Plaintiffs also contend that the district did not acquire a sufficient interest in the Schweitzer property to convert it to a “forest preserve district.” According to plaintiffs, the district did not own the Schweitzer property for annexation purposes because Emily Schweitzer retained possession and control over the property during her lifetime. Plaintiffs have cited no authority in support of their contention that the reservation of a life estate by a donor negates the donee’s ownership interest in the property. Accordingly, we will not consider this argument. See Eckiss v. McVaigh, 261 Ill. App. 3d 778, 786 (1994) (“Contentions supported by some argument but absolutely no authority do not meet the requirements of Supreme Court Rule 341(e)(7) [(134 Ill. 2d R. 341(e)(7))]”).

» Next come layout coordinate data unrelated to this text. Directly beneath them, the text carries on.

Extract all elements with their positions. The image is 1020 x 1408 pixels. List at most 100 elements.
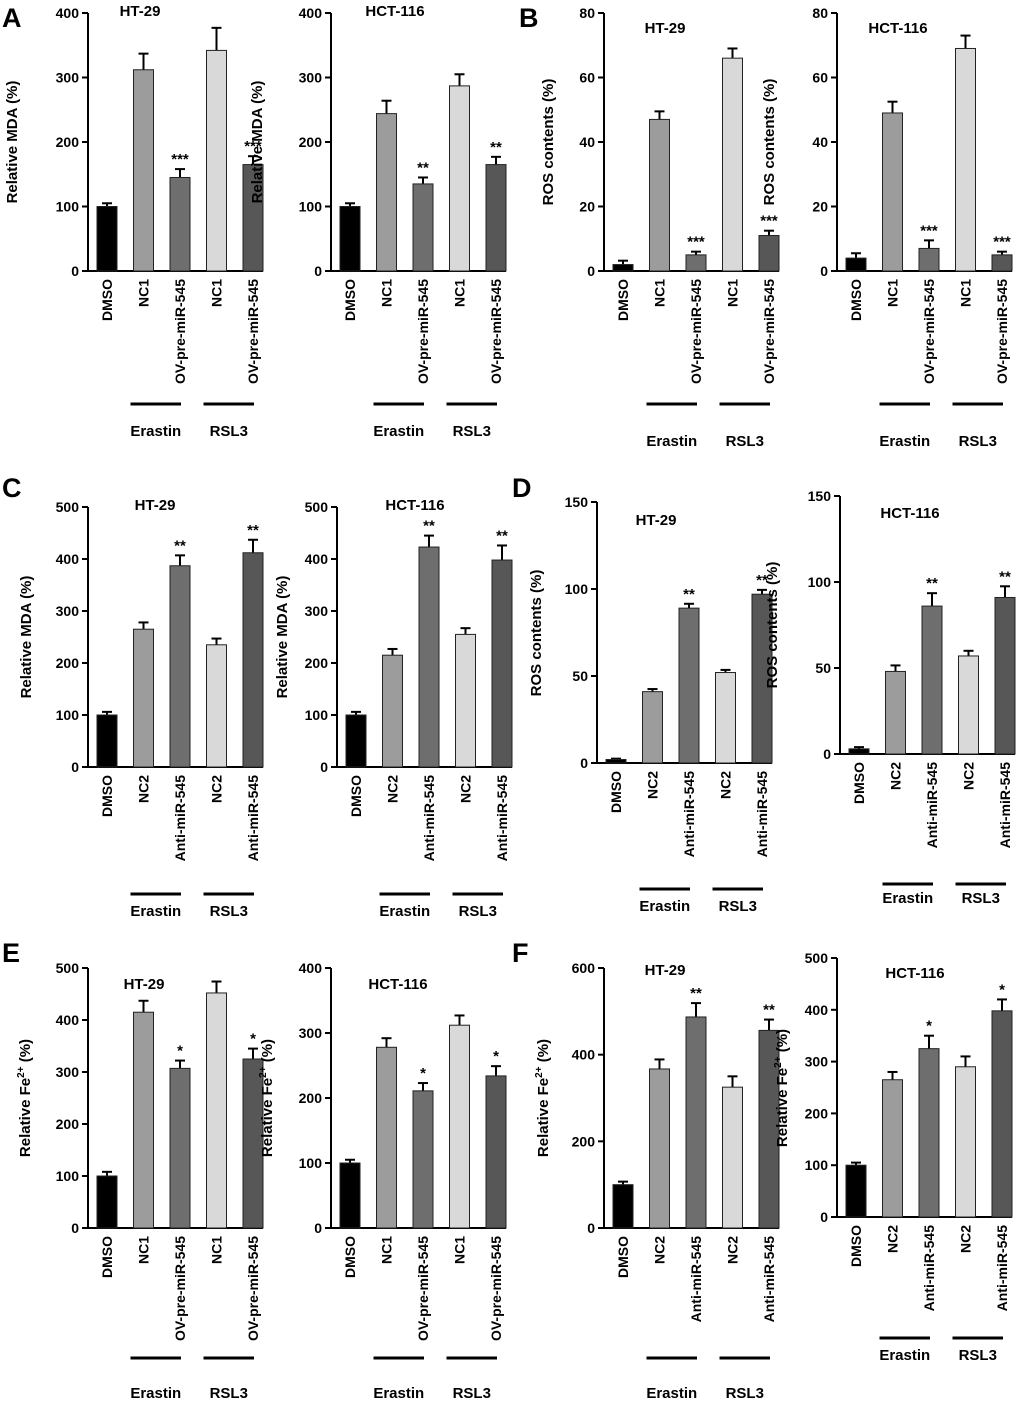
x-tick-label: NC1 [379, 1236, 395, 1264]
chart-panel-d1: D HT-29 ROS contents (%) 0 50 100 150 DMSO NC2 **… [512, 473, 773, 915]
y-tick-label: 100 [805, 1157, 829, 1173]
group-label: Erastin [882, 890, 933, 907]
y-axis-label: Relative MDA (%) [249, 81, 266, 204]
x-tick-label: NC1 [452, 1236, 468, 1264]
y-tick-label: 400 [572, 1047, 596, 1063]
bar-0 [845, 257, 867, 272]
x-tick-label: NC1 [209, 279, 225, 307]
y-tick-label: 0 [320, 759, 328, 775]
y-axis-label: ROS contents (%) [540, 79, 557, 206]
x-tick-label: DMSO [342, 1236, 358, 1278]
chart-panel-a2: HCT-116 Relative MDA (%) 0 100 200 300 400 DMSO… [249, 3, 507, 440]
bar-1 [382, 654, 403, 768]
bar-2 [918, 1048, 940, 1218]
bar-3 [206, 644, 227, 768]
y-tick-label: 100 [56, 707, 80, 723]
y-tick-label: 100 [299, 199, 323, 215]
y-axis-label-text: Relative Fe [259, 1078, 276, 1157]
y-axis-label-text: Relative Fe [774, 1068, 791, 1147]
y-tick-label: 80 [812, 5, 828, 21]
y-axis-label-suffix: (%) [774, 1029, 791, 1057]
y-tick-label: 400 [299, 960, 323, 976]
x-tick-label: NC2 [958, 1225, 974, 1253]
group-label: Erastin [130, 1385, 181, 1402]
y-axis-label-text: ROS contents (%) [764, 562, 781, 689]
group-label: Erastin [639, 898, 690, 915]
bar-4 [758, 1029, 780, 1229]
bar-3 [449, 1024, 470, 1229]
x-tick-label: NC1 [452, 279, 468, 307]
x-tick-label: DMSO [342, 279, 358, 321]
group-label: Erastin [879, 433, 930, 450]
x-tick-label: DMSO [615, 279, 631, 321]
bar-4 [491, 559, 513, 768]
bar-3 [715, 672, 736, 764]
y-tick-label: 100 [305, 707, 329, 723]
x-tick-label: NC1 [379, 279, 395, 307]
y-tick-label: 100 [565, 581, 589, 597]
y-tick-label: 0 [314, 263, 322, 279]
significance-label: ** [174, 537, 186, 554]
significance-label: *** [760, 213, 778, 230]
chart-title: HCT-116 [885, 965, 944, 982]
y-tick-label: 400 [305, 551, 329, 567]
x-tick-label: NC2 [725, 1236, 741, 1264]
bar-4 [242, 552, 264, 768]
bar-2 [678, 607, 700, 764]
bar-1 [642, 691, 663, 764]
group-label: RSL3 [459, 903, 497, 920]
y-tick-label: 80 [579, 5, 595, 21]
y-axis-label: Relative MDA (%) [274, 576, 291, 699]
y-tick-label: 40 [812, 134, 828, 150]
y-axis-label: Relative Fe2+ (%) [258, 1039, 276, 1157]
x-tick-label: Anti-miR-545 [761, 1236, 777, 1323]
chart-panel-e2: HCT-116 Relative Fe2+ (%) 0 100 200 300 400 DMS… [258, 960, 507, 1402]
bar-2 [169, 565, 191, 768]
bar-0 [612, 264, 634, 272]
x-tick-label: NC1 [136, 279, 152, 307]
y-tick-label: 0 [71, 759, 79, 775]
chart-title: HCT-116 [365, 3, 424, 20]
chart-title: HT-29 [636, 512, 677, 529]
y-tick-label: 400 [56, 1012, 80, 1028]
y-tick-label: 0 [580, 755, 588, 771]
x-tick-label: NC2 [888, 762, 904, 790]
x-tick-label: OV-pre-miR-545 [488, 279, 504, 384]
chart-panel-a1: A HT-29 Relative MDA (%) 0 100 200 300 400 DMSO N… [2, 3, 264, 440]
y-tick-label: 100 [56, 199, 80, 215]
y-tick-label: 300 [56, 70, 80, 86]
x-tick-label: OV-pre-miR-545 [245, 1236, 261, 1341]
x-tick-label: OV-pre-miR-545 [415, 279, 431, 384]
y-tick-label: 400 [56, 551, 80, 567]
y-tick-label: 0 [587, 263, 595, 279]
y-tick-label: 0 [587, 1220, 595, 1236]
x-tick-label: OV-pre-miR-545 [921, 279, 937, 384]
x-tick-label: NC1 [725, 279, 741, 307]
y-tick-label: 0 [820, 263, 828, 279]
significance-label: * [250, 1031, 256, 1048]
chart-panel-c1: C HT-29 Relative MDA (%) 0 100 200 300 400 500 DM… [2, 473, 264, 920]
y-axis-label: Relative Fe2+ (%) [16, 1039, 34, 1157]
y-tick-label: 400 [56, 5, 80, 21]
group-label: RSL3 [719, 898, 757, 915]
x-tick-label: NC1 [136, 1236, 152, 1264]
chart-title: HT-29 [124, 976, 165, 993]
chart-panel-c2: HCT-116 Relative MDA (%) 0 100 200 300 400 500 D… [274, 497, 513, 920]
y-tick-label: 40 [579, 134, 595, 150]
x-tick-label: Anti-miR-545 [688, 1236, 704, 1323]
group-label: Erastin [646, 1385, 697, 1402]
bar-4 [991, 1010, 1013, 1218]
bar-2 [921, 605, 943, 755]
bar-1 [376, 1046, 397, 1229]
bar-1 [649, 1068, 670, 1229]
y-tick-label: 100 [808, 574, 832, 590]
y-axis-label: Relative Fe2+ (%) [534, 1039, 552, 1157]
bar-2 [412, 183, 434, 272]
y-axis-label: Relative Fe2+ (%) [773, 1029, 791, 1147]
bar-1 [882, 1079, 903, 1218]
bar-0 [96, 1175, 118, 1229]
y-tick-label: 50 [815, 660, 831, 676]
y-tick-label: 20 [812, 199, 828, 215]
x-tick-label: NC2 [209, 775, 225, 803]
y-tick-label: 200 [805, 1105, 829, 1121]
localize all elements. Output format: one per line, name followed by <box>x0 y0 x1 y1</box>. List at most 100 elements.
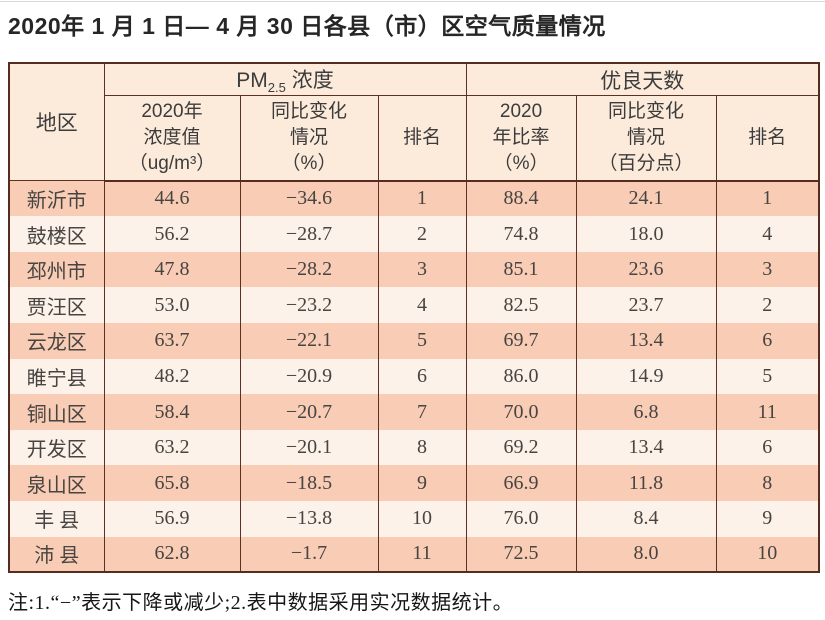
col-group-good-days: 优良天数 <box>465 63 820 97</box>
region-cell: 睢宁县 <box>8 358 105 395</box>
table-row: 沛 县 62.8 −1.7 11 72.5 8.0 10 <box>8 536 820 573</box>
good-rank-cell: 6 <box>715 323 820 359</box>
pm-value-cell: 53.0 <box>103 287 241 324</box>
region-cell: 贾汪区 <box>8 287 105 324</box>
pm25-label-subscript: 2.5 <box>267 80 286 96</box>
page-title: 2020年 1 月 1 日— 4 月 30 日各县（市）区空气质量情况 <box>8 13 606 39</box>
pm-rank-cell: 11 <box>377 536 467 573</box>
pm-change-cell: −34.6 <box>239 180 379 217</box>
table-row: 邳州市 47.8 −28.2 3 85.1 23.6 3 <box>8 251 820 288</box>
pm-value-cell: 62.8 <box>103 536 241 573</box>
pm-rank-cell: 4 <box>377 287 467 324</box>
col-header-region: 地区 <box>8 63 105 182</box>
pm-change-cell: −20.9 <box>239 358 379 395</box>
good-rank-cell: 2 <box>715 287 820 324</box>
footnote: 注:1.“−”表示下降或减少;2.表中数据采用实况数据统计。 <box>8 592 514 614</box>
good-change-cell: 18.0 <box>575 216 717 252</box>
pm25-label-rest: 浓度 <box>285 69 334 92</box>
pm-change-cell: −20.1 <box>239 429 379 466</box>
good-change-cell: 8.4 <box>575 501 717 537</box>
pm-change-cell: −23.2 <box>239 287 379 324</box>
col-group-pm25: PM2.5 浓度 <box>103 63 467 97</box>
region-cell: 云龙区 <box>8 323 105 359</box>
good-change-cell: 23.7 <box>575 287 717 324</box>
good-rank-cell: 1 <box>715 180 820 217</box>
pm-change-cell: −20.7 <box>239 394 379 430</box>
region-cell: 铜山区 <box>8 394 105 430</box>
good-change-cell: 13.4 <box>575 429 717 466</box>
region-cell: 丰 县 <box>8 501 105 537</box>
good-rank-cell: 8 <box>715 465 820 502</box>
good-rank-cell: 9 <box>715 501 820 537</box>
pm-value-cell: 48.2 <box>103 358 241 395</box>
sub-header-row: 2020年 浓度值 （ug/m³） 同比变化 情况 （%） 排名 2020 年比… <box>9 95 820 182</box>
good-ratio-cell: 76.0 <box>465 501 577 537</box>
pm-rank-cell: 5 <box>377 323 467 359</box>
good-change-cell: 11.8 <box>575 465 717 502</box>
region-cell: 沛 县 <box>8 536 105 573</box>
good-ratio-cell: 69.7 <box>465 323 577 359</box>
pm-rank-cell: 8 <box>377 429 467 466</box>
col-header-good-change: 同比变化 情况 （百分点） <box>575 95 717 182</box>
pm-rank-cell: 6 <box>377 358 467 395</box>
pm-rank-cell: 7 <box>377 394 467 430</box>
air-quality-table: 地区 PM2.5 浓度 优良天数 2020年 浓度值 （ug/m³） 同比变化 … <box>8 62 821 574</box>
good-change-cell: 14.9 <box>575 358 717 395</box>
pm-value-cell: 44.6 <box>103 180 241 217</box>
region-cell: 鼓楼区 <box>8 216 105 252</box>
col-header-pm-change: 同比变化 情况 （%） <box>239 95 379 182</box>
good-ratio-cell: 82.5 <box>465 287 577 324</box>
good-ratio-cell: 66.9 <box>465 465 577 502</box>
region-cell: 新沂市 <box>8 180 105 217</box>
table-row: 云龙区 63.7 −22.1 5 69.7 13.4 6 <box>8 323 820 359</box>
pm-value-cell: 56.2 <box>103 216 241 252</box>
good-rank-cell: 5 <box>715 358 820 395</box>
pm-change-cell: −28.2 <box>239 251 379 288</box>
pm-rank-cell: 3 <box>377 251 467 288</box>
pm-value-cell: 58.4 <box>103 394 241 430</box>
pm-change-cell: −22.1 <box>239 323 379 359</box>
good-rank-cell: 10 <box>715 536 820 573</box>
col-header-good-ratio: 2020 年比率 （%） <box>465 95 577 182</box>
table-row: 新沂市 44.6 −34.6 1 88.4 24.1 1 <box>8 180 820 217</box>
table-row: 铜山区 58.4 −20.7 7 70.0 6.8 11 <box>8 394 820 430</box>
region-cell: 泉山区 <box>8 465 105 502</box>
pm-change-cell: −28.7 <box>239 216 379 252</box>
good-change-cell: 23.6 <box>575 251 717 288</box>
col-header-pm-rank: 排名 <box>377 95 467 182</box>
table-row: 睢宁县 48.2 −20.9 6 86.0 14.9 5 <box>8 358 820 395</box>
table-row: 丰 县 56.9 −13.8 10 76.0 8.4 9 <box>8 501 820 537</box>
pm-change-cell: −18.5 <box>239 465 379 502</box>
table-row: 开发区 63.2 −20.1 8 69.2 13.4 6 <box>8 429 820 466</box>
good-ratio-cell: 86.0 <box>465 358 577 395</box>
pm-value-cell: 63.7 <box>103 323 241 359</box>
good-rank-cell: 4 <box>715 216 820 252</box>
good-rank-cell: 11 <box>715 394 820 430</box>
good-ratio-cell: 74.8 <box>465 216 577 252</box>
pm-value-cell: 65.8 <box>103 465 241 502</box>
good-change-cell: 8.0 <box>575 536 717 573</box>
good-change-cell: 13.4 <box>575 323 717 359</box>
good-ratio-cell: 88.4 <box>465 180 577 217</box>
good-ratio-cell: 70.0 <box>465 394 577 430</box>
pm-value-cell: 47.8 <box>103 251 241 288</box>
good-change-cell: 24.1 <box>575 180 717 217</box>
pm-rank-cell: 9 <box>377 465 467 502</box>
group-header-row: 地区 PM2.5 浓度 优良天数 <box>8 63 820 182</box>
pm-rank-cell: 2 <box>377 216 467 252</box>
good-rank-cell: 3 <box>715 251 820 288</box>
good-ratio-cell: 69.2 <box>465 429 577 466</box>
pm25-label-main: PM <box>236 69 268 92</box>
good-ratio-cell: 72.5 <box>465 536 577 573</box>
pm-change-cell: −13.8 <box>239 501 379 537</box>
table-row: 贾汪区 53.0 −23.2 4 82.5 23.7 2 <box>8 287 820 324</box>
good-ratio-cell: 85.1 <box>465 251 577 288</box>
table-row: 泉山区 65.8 −18.5 9 66.9 11.8 8 <box>8 465 820 502</box>
table-row: 鼓楼区 56.2 −28.7 2 74.8 18.0 4 <box>8 216 820 252</box>
pm-change-cell: −1.7 <box>239 536 379 573</box>
pm-rank-cell: 10 <box>377 501 467 537</box>
table-body: 新沂市 44.6 −34.6 1 88.4 24.1 1 鼓楼区 56.2 −28.7 2 74.8 1… <box>8 180 820 573</box>
good-rank-cell: 6 <box>715 429 820 466</box>
pm-rank-cell: 1 <box>377 180 467 217</box>
region-cell: 邳州市 <box>8 251 105 288</box>
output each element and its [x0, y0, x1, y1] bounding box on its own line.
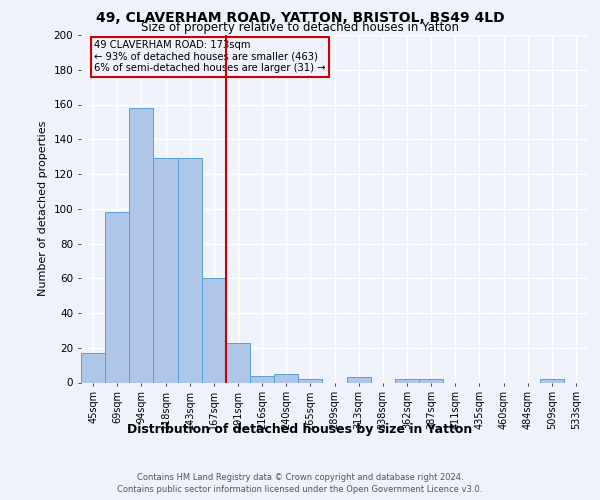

Last, plaintiffs challenge the validity of West Dundee’s rezoning of the subject property. They contend that West Dundee did not publish proper notice of the public hearing and did not mail notice of the public hearing to all persons residing within 250 feet of the subject property as required by ordinance. West Dundee responds that, under Kleidon v. City of Hickory Hills, 120 Ill. App. 3d 1043, 1048-49 (1983), plaintiffs cannot raisé any defects in the notice of public hearing because they had actual notice of the hearing, did not object to the notice at the hearing, and did not suffer any prejudice from the allegedly defective notice. The record reveals that both plaintiffs attended and participated in the public hearing. Plaintiffs have not demonstrated that they were prejudiced by the errors in publishing the notice in the newspaper or mailing notices to individual residents, nor have they addressed Kleidon. Therefore, we conclude that they cannot raise allegedly defective notice as a ground for invalidating the rezoning.

For the reasons stated, the judgment of the circuit court of Kane County is affirmed.

Affirmed.

HUTCHINSON, PJ., and GEIGER, J., concur.